In an interview, Silvia Pastorelli, an EU climate and energy policy specialist at Greenpeace, criticised the bloc’s response to the conflict.
“In a nutshell, the EU’s response to a short-term energy crisis is a long-term fossil fuel lock-in with decade-long gas contracts,” Pastorelli told Euronews.
“Our study finds that EU governments are planning to build so much liquefied natural gas (LNG) import capacity, that, if constructed, it would increase the EU’s greenhouse gas emissions by up to an equivalent of 950 million tonnes of CO2 each year.
She added that any new LNG terminals, which will not immediately start operating are simply not necessary.
“It worsens the climate crisis, lines the pockets of fossil fuel companies, which we know have been making record profits and delays the necessary transition to a renewable energy system and makes it more difficult and more expensive for people.
“This energy crisis has made it painfully clear that what we think of energy security is outdated and cannot protect people from the shocks of a system that is based entirely on fossil fuels.
“Fossil gas needs to be phased out by 2035 at the latest. So, now is the time to rethink energy security.”
Drugs rules overhaul
On Wednesday, Brussels unveiled its biggest reform to the EU’s pharmaceutical legislation in 20 years, sparking anger from the multi-billion euro industry.
The proposal, which had previously been delayed, aims to increase medicine accessibility and affordability for EU citizens as well as fight against resistance to antibiotics.

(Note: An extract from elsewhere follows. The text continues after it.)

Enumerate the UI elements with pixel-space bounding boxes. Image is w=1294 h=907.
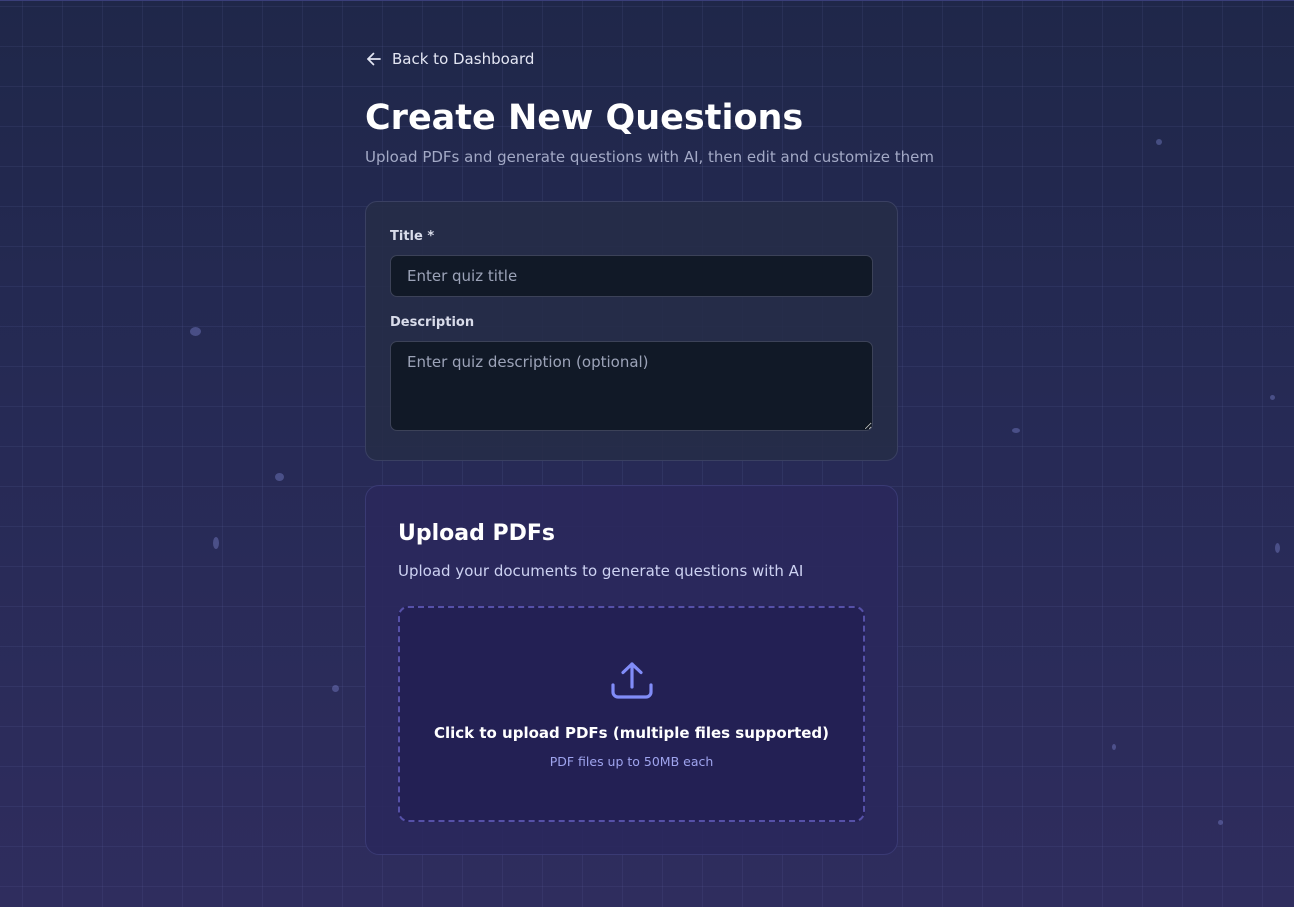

But making the drugs more accessible and affordable means slashing the standard regulatory protection period that big pharma currently enjoys, something pharma companies lobbied intensively against.
“A short way to describe [the proposal] is the triple-A”, said Schinas.
These stand for access, affordability and availability. Access to drugs, both innovative and generics, has been one of the main challenges for the Commission as shortages increase all over Europe.
“We want our citizens all over the European Union to have the same level of access to drugs. It is not a secret that big member states up to now had better chances to obtain certain drugs faster,” the Vice-President added.
For Health Commissioner Stella Kyriakides, the current situation is “unacceptable”.
“Patients in the Western and bigger member states have access to 90% of newly approved medicines. In the Eastern and smaller member states the number is as low as 10%. Citizens wait from months to two or three years for these [new] medicines”.
Nathalie Moll, director general of the European Federation of Pharmaceutical Industries and Associations, reacted to the proposals in a statement, saying:
“The approach set out in the pharmaceutical legislation penalising innovation if a medicine is not available in all member states within two years is fundamentally flawed and represents an impossible target for companies.”